China to increase its strategic oil purchases by about 30 percent
China's purchases fell by 50 percent last year due to technical problems and "the need for an era of supply overshadowed.
China is likely to increase its strategic oil purchases by about 30 percent this year compared with 2017, the International Energy Agency said on Friday, and Beijing's passion for stockpiling could be boosted by trade tensions with the United States.
The world's top oil importer has spent the past 15 years building what the IEA called "the most ambitious strategic crude reserves program in the world" since the 1970s.
But the pace of China's purchases fell by 50 percent last year due to technical problems and "the need for an era of supply overshadowed," the agency said.
The International Energy Agency (IEA) said it expected oil volumes to rise by 34.5 million barrels, or 95,000 bpd, in 2018, an increase of about 28 percent from 27 million barrels in 2017
Earlier, China's crude oil imports in March rose from a month earlier to their second-highest level ever, according to calculations on a daily basis, as refiners replenished stocks thanks to large government allocations and ahead of a season of business Maintenance to its peak.
The General Administration of Customs said on Friday that shipments of imported crude oil in March reached 39.17 million tonnes, or 9.22 million barrels per day, compared to 8.41 million bpd in February and the record high of 9.57 million bpd in January.
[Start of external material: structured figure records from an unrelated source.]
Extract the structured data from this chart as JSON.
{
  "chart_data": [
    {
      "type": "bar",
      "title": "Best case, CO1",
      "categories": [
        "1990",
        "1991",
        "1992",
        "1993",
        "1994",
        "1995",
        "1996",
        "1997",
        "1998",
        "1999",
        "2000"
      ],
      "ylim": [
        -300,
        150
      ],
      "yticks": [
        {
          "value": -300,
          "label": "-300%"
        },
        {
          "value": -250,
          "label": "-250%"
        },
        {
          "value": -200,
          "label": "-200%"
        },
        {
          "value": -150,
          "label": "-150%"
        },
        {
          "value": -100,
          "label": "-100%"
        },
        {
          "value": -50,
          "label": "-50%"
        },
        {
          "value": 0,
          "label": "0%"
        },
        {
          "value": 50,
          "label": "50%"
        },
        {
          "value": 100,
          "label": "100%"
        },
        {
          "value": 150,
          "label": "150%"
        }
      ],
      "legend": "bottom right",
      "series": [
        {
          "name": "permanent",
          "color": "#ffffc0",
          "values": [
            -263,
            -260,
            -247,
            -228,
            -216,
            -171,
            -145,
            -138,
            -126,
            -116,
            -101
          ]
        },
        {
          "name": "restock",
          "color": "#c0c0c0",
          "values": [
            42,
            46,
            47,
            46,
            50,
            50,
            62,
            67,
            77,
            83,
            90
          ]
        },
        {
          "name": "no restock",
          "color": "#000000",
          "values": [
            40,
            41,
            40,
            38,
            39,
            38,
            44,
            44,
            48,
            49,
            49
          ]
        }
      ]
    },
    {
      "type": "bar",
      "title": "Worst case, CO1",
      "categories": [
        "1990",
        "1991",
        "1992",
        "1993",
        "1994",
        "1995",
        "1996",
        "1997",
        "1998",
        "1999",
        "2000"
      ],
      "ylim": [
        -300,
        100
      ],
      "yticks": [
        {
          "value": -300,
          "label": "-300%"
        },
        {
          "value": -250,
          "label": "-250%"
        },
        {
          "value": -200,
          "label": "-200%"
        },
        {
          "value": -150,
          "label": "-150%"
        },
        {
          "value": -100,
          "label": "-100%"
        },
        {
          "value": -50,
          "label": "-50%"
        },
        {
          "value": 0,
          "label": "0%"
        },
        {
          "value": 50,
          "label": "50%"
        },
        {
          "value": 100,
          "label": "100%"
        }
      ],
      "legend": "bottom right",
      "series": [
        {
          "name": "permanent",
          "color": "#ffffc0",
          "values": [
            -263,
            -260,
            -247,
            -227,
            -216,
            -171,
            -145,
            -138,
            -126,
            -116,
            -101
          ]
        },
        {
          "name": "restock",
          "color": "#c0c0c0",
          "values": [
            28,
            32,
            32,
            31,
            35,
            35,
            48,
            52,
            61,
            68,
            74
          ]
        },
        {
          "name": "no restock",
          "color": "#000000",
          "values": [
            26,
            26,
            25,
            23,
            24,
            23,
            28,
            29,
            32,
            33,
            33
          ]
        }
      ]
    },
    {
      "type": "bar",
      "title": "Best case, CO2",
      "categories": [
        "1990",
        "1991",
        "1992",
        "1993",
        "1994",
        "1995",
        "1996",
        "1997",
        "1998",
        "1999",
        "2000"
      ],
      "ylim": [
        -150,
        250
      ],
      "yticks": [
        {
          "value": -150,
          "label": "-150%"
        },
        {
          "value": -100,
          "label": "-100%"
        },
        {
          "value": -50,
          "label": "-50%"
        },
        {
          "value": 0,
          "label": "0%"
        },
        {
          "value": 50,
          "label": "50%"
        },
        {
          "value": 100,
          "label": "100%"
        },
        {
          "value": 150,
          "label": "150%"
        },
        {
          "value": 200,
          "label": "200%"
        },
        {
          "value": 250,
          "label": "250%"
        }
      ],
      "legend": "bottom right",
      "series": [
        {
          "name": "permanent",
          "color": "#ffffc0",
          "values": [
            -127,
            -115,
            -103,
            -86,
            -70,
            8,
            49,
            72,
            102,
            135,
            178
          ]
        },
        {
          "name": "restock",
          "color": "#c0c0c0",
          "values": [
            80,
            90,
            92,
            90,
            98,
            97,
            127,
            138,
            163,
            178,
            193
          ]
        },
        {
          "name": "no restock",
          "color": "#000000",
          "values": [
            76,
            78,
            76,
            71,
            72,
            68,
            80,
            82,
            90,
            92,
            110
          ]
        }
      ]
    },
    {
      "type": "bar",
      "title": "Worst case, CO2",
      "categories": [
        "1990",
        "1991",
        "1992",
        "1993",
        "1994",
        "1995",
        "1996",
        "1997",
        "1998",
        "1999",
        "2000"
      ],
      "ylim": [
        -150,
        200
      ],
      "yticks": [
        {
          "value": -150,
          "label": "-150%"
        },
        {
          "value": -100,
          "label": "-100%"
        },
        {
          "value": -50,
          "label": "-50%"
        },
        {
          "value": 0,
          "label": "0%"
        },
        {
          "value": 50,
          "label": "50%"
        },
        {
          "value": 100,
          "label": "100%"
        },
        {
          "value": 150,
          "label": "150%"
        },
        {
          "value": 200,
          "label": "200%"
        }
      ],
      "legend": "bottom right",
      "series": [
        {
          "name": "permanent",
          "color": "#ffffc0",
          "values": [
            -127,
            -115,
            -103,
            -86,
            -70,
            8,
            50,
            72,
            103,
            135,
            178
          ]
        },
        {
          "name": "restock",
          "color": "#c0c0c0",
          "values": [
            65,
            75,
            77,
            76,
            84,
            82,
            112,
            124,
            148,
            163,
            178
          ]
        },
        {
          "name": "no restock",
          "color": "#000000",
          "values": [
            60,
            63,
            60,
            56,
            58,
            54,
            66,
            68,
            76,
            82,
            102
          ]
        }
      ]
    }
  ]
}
China's crude oil imports in the first quarter of the year rose 7 percent from a year earlier to 112.07 million tonnes or 9.09 million bpd. This represents an increase of about 595,000 bpd compared with the same period of 2017.
The growth in oil imports in the first quarter was boosted by a rise in government import quotas for independent refiners. However, buying is expected to slow in April and May due to new tax legislation targeting refiners and small oil blending, as well as planned maintenance.